Кумушки закивали и покинули светлицу, оставляя Дану со Святославом наедине. Стоило им выйти, как на лице княгини снова появилась умиротворенная нежность.
— Как ты их, а? — вскинула бровь женщина.
— Кто они такие?
— Кто?
— Анюта и Дарья. И откуда они знают Олесю? Откуда ты знаешь старуху?
— Ах, ты об этом, — повела плечом мачеха. — Да так. Ты же знаешь, я выросла вдали от княжеского двора. Так и получается, когда растешь в деревеньке и работаешь в поле, со всеми знакомишься. Ешь же.
Она с удовольствием принялась за еду. А Святослав смотрел на полные до краев блюда и думал о старухе, которой мачеха даже хлеба с солью не предложила. И о людях, которым ей того же хлеба жалко. Под кожей медленно закипала ярость.
— Злишься? — взгляд зелёных глаз словно пробрался под кожу, пустил по ней толпы мурашек. Святослав не стал отвечать. Просто смотрел вперёд. Княгиня улыбнулась, принимая вызов. — О чем думаешь?

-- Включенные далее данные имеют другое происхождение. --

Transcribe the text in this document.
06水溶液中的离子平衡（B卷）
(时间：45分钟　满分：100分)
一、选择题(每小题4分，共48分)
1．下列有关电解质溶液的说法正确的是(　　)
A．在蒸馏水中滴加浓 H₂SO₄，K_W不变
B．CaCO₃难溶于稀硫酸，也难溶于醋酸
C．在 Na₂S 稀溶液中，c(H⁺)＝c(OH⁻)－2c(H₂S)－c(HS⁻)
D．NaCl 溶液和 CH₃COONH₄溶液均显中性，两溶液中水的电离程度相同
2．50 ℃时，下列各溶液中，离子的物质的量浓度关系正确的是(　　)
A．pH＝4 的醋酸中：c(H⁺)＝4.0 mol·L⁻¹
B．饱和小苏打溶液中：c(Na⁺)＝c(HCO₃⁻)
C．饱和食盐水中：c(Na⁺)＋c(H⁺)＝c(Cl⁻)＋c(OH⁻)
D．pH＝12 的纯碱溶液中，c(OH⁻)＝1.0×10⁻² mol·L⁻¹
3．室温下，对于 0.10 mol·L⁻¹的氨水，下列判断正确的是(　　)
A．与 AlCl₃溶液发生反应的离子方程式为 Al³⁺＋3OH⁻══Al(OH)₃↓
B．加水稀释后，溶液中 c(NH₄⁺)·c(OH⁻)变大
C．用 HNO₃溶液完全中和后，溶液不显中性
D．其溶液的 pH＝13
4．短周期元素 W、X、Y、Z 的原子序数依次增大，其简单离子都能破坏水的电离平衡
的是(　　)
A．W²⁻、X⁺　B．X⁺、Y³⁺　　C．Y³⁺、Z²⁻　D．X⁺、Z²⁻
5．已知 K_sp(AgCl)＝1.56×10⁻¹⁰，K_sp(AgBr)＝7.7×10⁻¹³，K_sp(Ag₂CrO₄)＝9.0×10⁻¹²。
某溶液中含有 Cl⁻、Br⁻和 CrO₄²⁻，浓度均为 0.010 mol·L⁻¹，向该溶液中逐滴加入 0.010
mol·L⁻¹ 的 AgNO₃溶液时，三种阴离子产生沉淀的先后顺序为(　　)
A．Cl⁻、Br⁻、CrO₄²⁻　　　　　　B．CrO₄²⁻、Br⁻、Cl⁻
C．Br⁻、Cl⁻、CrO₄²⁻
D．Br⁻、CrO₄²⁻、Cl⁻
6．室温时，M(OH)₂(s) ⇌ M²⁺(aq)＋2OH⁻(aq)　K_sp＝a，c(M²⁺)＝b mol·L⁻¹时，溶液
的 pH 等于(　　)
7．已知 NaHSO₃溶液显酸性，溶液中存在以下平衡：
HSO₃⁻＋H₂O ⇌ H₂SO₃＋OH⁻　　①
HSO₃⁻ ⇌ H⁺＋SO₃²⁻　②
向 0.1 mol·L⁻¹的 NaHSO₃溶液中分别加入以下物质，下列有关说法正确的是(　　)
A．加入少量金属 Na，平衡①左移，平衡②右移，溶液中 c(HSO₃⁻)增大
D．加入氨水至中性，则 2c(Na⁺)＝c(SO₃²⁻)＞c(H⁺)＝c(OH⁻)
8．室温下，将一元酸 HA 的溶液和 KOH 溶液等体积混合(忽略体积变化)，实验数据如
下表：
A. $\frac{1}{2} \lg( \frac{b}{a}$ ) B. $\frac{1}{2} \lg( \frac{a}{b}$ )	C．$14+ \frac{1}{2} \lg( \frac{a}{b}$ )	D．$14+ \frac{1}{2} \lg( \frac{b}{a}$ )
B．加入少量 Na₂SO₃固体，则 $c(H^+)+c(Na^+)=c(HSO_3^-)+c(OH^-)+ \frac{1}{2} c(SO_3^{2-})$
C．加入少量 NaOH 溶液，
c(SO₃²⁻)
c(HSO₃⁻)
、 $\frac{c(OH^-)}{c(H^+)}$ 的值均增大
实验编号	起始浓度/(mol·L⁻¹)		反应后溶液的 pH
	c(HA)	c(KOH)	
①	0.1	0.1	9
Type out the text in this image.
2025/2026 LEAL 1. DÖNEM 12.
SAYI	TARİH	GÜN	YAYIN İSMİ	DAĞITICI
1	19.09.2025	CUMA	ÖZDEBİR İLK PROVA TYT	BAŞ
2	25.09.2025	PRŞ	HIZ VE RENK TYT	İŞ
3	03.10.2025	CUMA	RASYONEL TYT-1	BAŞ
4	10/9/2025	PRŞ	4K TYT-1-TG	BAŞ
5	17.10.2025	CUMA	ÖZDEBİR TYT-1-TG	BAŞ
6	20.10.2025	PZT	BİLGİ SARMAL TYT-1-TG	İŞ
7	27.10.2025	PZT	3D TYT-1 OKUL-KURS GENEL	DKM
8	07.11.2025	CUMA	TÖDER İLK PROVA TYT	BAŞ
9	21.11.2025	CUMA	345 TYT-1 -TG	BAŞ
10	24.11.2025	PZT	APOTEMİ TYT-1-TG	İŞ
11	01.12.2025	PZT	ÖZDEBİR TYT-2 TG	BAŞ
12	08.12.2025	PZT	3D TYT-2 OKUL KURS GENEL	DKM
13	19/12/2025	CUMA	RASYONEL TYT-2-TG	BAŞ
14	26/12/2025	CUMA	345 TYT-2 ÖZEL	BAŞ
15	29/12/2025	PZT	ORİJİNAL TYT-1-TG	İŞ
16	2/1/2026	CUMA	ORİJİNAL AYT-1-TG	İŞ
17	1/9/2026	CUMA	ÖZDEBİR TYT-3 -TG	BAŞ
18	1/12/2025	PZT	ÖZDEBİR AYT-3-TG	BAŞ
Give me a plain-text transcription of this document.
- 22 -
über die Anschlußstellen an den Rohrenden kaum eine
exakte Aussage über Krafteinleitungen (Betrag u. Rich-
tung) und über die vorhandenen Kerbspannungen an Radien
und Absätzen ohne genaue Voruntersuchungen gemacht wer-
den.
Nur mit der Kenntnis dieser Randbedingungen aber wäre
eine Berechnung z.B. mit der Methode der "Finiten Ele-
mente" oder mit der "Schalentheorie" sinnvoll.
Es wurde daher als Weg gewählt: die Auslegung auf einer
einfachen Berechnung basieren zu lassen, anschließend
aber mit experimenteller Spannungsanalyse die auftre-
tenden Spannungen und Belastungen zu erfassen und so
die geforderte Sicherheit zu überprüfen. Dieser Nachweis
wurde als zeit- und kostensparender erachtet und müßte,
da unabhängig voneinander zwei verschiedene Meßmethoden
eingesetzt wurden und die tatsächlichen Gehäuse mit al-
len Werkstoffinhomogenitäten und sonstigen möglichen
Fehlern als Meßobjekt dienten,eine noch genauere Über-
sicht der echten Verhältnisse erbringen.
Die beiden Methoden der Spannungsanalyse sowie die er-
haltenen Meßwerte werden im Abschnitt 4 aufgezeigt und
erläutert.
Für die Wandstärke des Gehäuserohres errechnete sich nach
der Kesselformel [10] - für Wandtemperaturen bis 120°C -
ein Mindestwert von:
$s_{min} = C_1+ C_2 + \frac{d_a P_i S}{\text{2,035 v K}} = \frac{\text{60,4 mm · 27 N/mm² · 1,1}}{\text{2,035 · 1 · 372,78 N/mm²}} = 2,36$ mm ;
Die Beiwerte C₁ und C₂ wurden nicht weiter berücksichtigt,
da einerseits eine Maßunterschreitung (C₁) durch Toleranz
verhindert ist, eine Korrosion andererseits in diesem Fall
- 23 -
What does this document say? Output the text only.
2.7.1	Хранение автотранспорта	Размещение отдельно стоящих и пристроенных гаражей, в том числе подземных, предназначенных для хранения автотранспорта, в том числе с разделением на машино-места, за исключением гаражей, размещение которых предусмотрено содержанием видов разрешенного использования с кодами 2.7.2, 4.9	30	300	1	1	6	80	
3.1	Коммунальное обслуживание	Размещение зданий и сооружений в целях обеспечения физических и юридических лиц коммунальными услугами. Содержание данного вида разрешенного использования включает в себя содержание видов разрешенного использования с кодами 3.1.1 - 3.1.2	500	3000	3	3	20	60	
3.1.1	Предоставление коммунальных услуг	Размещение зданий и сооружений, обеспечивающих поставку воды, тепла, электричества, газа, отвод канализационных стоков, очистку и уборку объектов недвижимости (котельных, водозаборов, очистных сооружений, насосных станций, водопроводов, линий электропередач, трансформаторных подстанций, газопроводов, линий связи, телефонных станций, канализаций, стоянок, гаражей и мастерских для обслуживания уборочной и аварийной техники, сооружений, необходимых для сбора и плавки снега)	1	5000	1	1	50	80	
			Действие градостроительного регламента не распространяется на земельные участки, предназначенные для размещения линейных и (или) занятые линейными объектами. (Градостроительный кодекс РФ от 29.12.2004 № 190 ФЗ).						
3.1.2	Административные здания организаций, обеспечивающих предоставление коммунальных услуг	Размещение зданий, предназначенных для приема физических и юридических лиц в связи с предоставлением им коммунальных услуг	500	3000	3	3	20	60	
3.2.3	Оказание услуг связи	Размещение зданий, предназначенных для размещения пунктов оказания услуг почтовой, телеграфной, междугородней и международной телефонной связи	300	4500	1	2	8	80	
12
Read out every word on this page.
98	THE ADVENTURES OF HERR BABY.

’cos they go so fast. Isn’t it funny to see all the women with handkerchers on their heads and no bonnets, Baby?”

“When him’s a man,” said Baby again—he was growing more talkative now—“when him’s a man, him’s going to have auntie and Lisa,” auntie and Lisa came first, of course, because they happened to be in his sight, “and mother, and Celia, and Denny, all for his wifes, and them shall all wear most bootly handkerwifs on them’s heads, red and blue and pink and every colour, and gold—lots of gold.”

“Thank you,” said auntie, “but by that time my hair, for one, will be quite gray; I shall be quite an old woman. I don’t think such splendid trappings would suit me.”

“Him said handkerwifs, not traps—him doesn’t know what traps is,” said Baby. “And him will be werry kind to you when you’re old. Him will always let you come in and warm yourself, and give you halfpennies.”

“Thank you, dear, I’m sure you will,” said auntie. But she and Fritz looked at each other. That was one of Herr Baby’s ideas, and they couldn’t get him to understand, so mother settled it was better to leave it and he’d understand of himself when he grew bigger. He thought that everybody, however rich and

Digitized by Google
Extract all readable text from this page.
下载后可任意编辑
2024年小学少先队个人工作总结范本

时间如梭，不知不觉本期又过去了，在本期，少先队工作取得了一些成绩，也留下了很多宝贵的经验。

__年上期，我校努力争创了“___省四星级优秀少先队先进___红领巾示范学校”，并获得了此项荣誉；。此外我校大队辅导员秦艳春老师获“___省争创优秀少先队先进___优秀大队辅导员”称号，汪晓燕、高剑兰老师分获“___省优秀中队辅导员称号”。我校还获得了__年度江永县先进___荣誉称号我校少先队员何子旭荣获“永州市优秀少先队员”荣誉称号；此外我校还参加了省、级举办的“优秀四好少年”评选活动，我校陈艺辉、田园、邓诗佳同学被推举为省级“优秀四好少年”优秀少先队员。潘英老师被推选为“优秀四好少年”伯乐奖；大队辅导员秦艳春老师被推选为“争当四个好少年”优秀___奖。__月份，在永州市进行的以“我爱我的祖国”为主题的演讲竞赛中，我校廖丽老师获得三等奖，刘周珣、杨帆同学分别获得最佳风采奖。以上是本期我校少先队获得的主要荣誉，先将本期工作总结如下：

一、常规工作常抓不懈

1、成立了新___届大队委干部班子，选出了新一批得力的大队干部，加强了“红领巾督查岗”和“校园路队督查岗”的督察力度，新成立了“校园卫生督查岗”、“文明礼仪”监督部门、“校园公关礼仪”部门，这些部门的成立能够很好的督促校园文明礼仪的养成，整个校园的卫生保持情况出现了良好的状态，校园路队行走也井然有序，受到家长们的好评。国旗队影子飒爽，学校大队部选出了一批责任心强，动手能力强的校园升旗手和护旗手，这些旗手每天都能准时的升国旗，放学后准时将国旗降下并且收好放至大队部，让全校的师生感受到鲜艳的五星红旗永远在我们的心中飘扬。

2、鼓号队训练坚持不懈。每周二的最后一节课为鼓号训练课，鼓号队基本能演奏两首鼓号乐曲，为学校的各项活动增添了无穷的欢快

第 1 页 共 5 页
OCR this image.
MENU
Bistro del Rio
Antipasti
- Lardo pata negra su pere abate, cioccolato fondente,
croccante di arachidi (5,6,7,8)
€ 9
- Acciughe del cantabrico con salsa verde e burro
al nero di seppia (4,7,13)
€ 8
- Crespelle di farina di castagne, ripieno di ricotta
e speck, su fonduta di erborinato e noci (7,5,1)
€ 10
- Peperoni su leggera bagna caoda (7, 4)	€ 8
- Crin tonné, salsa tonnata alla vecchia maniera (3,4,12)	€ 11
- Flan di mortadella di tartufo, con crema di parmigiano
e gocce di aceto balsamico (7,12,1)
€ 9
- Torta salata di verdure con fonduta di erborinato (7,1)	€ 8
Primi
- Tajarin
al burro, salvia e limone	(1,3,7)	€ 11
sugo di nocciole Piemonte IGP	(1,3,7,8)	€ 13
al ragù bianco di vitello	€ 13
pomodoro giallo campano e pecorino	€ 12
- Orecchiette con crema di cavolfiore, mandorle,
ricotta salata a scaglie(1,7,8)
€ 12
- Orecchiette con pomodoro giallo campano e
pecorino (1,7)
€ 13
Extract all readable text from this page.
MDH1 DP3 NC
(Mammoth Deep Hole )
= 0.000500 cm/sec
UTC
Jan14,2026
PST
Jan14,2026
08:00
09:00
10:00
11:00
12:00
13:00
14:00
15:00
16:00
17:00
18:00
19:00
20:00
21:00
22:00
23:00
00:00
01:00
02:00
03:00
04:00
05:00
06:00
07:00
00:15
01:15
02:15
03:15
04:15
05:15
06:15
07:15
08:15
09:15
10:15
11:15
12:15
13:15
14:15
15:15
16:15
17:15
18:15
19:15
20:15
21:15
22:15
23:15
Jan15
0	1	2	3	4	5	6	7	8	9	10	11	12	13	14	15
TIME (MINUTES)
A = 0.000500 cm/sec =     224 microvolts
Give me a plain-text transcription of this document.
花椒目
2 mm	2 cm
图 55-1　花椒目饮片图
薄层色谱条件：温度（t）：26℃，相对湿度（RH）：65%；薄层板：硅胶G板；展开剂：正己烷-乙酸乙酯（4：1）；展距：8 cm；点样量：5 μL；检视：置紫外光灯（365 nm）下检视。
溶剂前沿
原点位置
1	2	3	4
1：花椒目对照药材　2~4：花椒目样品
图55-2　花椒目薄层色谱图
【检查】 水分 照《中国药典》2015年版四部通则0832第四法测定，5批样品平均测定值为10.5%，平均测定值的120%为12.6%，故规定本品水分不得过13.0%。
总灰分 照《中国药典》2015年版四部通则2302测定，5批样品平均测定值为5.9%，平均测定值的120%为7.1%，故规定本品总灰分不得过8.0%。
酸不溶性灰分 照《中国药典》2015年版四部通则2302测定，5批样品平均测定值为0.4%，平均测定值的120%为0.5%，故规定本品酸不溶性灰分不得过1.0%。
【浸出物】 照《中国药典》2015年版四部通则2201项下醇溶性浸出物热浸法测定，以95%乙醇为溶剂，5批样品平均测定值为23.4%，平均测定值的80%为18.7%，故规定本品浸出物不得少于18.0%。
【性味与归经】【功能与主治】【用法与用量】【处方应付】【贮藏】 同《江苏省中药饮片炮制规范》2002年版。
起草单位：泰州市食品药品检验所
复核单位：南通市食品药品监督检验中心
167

— О том, что ты права. И надо бы мне завтра же, с утра, отправиться на поиски невесты.
— Вот как, — ее губы дрогнули в азартной улыбке. — И далеко ли ты отправишься?
— Начну близко. А потом, если что, поеду дальше.
Она согласно кивнула и поднялась из-за стола.
— Тогда я должна, как хорошая хозяйка, угостить тебя перед дорогой. Я как раз припасла кое-что особенное.
И, не дожидаясь ответа, она поднялась из-за стола и подошла к полке, стоявшей в углу. Пока она отвернулась, Святослав достал из-за пазухи платок и принялся сметать со стола отрезанный хлеб, сушеное мясо, сыр. Завязал свой нехитрый улов в узел и спрятал пол рубаху как раз вовремя — тут же послышался мелодичный звон. Княгиня вернулась с маленьким кувшинчиком.
— Ты пробовал зелёное вино?
— Ясное дело, — кивнул Святослав. Не сказать, чтобы ему оно нравилось, очень уж хмеленое, а от полыни и душистых трав кружилась голова.
— Такого ты ещё не пробовал, — кивнула княгиня и, перегнувшись через стол, принялась наполнять кружку пасынка.
От запаха трав зашевелились волосы на голове, а кожа покрылась мурашками. Пахло мятой, душицей, полынью и чем-то ещё, незнакомым, но удивительно манким. А цвет зелья — чистый изумруд. В мыслях сразу стало легко, так захотелось распробовать эту изумрудную горечь, он уже мог представить, как она на выдохе сменяется пьянящей сладостью. Он дождался, когда княгиня отклонит кувшин, когда осядет зелёная пенка на поверхности, и взял кружку обеими руками, как держал бы сокровище.